To help further differentiate vignette groupings, we conducted an ANOVA with grouping profile as a between-subject factor and judgments of moral appropriateness as the dependent measure. There was a significant main effect of profile, F(5, 111) = 142.51, p < .001, which highlighted their distinctness. The Illegal and Antisocial profile was rated the least morally appropriate (M = 2.33, SD = .44, 95% CI [2.18–2.48]) and significantly lower than all other profiles (d’s range from −1.66 to −6.12, all p < .001) aside from Controversial Acts, (d = −.35, p = .260).
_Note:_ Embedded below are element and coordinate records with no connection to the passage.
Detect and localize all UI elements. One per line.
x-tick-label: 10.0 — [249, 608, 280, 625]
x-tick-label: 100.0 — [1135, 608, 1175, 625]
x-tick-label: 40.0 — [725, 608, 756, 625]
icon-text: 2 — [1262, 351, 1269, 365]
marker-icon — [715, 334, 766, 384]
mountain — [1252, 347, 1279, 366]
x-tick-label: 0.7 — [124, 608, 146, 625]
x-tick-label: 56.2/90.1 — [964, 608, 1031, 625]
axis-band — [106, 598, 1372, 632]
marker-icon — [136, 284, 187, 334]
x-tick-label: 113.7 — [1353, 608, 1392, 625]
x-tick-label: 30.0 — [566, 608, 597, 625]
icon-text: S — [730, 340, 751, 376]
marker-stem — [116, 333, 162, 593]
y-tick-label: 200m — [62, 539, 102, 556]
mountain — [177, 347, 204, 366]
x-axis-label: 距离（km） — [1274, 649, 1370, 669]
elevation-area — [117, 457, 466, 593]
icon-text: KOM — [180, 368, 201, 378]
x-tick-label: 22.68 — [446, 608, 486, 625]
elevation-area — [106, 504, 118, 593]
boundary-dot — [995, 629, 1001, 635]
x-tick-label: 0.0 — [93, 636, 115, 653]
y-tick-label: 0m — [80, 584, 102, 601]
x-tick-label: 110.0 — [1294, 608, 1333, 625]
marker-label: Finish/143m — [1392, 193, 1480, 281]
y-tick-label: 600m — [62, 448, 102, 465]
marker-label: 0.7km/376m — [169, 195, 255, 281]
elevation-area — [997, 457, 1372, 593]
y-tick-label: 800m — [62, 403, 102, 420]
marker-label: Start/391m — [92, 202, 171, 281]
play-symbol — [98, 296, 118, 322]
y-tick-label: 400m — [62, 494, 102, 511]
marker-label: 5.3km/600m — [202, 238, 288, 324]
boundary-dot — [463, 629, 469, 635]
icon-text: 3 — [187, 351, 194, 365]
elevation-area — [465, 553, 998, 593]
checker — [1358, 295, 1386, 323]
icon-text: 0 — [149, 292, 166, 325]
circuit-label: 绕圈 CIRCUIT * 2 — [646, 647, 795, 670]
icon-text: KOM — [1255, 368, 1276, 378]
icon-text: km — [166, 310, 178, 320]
The Controversial Act profile (M = 2.52, SD = .53, 95% CI [2.27–2.76]) was the next lowest and was also significantly different from all other profiles (d’s range from −2.09 to −6.16, all p’s < .001), aside from the Illegal and Antisocial profile. The Deception (M = 3.22, SD = .60, 95% CI [2.95–3.48]) and Peccadillo profiles (M = 3.64, SD = .66, 95% CI [3.35–3.92]) were both rated as slightly more morally inappropriate and were significantly different from all others [|d’s| range from .71 to 4.90, all p < .001). Finally, the Prosocial and Compassion profiles were rated as the most morally appropriate (Prosocial: M = 5.80, SD = .39, 95% CI [5.64–5.96]; Compassion: M = 5.83, SD = .49, 95% CI [5.21–6.45]). They did not differ from each other (d = .04, p = .927) and were rated significantly higher on appropriateness relative to all other profiles (d’s range from 4.02 to 6.47, all p < .001).
To examine whether sex or political affiliation moderated the relationship between grouping profile and ratings of moral appropriateness, we used multi-level modeling, nesting vignette profile within subjects. Although not all participants saw the same vignettes, each subset of vignettes contained a fair spread of vignette profiles, allowing us to examine whether between-person differences affected morality ratings for different vignette profiles. Vignette profile (i.e., Deception, Controversial Acts, Peccadillo, Illegal and Antisocial, Prosocial, and Compassion) was a within-subject factor and sex (male, female)/political affiliation (liberal, moderate, conservative) were between-subject factors in separate analyses. Although there was no significant interaction with political affiliation, F(10, 21000) = 1.59, p = .101, there was for sex, F(5, 26000) = 33.39, p < .001. To follow-up on this interaction, we compared males and females on their ratings of moral appropriateness within vignette profile. Males and females significantly differed in their ratings for the Deception, Controversial Act, Illegal and Antisocial, and Prosocial profiles (all p’s < .001). Females rated the Deception, Controversial Act, and the Illegal and Antisocial profiles as less morally appropriate than males (Deception: d = .34, Controversial Act d = .56, Illegal and Antisocial d = .87), and the Prosocial profile as more morally appropriate than males (d = −.71 [males –females]), p < .001. The other profiles were similarly rated across the sexes, with the Peccadillo and Compassion profiles demonstrating no significant differences between males and females (Peccadillo: d = .14, p = .051; Compassion: d = −.04, p = .792). Thus, females, relative to males, appeared harsher in their moral judgments of negative actions, and more morally approving of prosocial actions.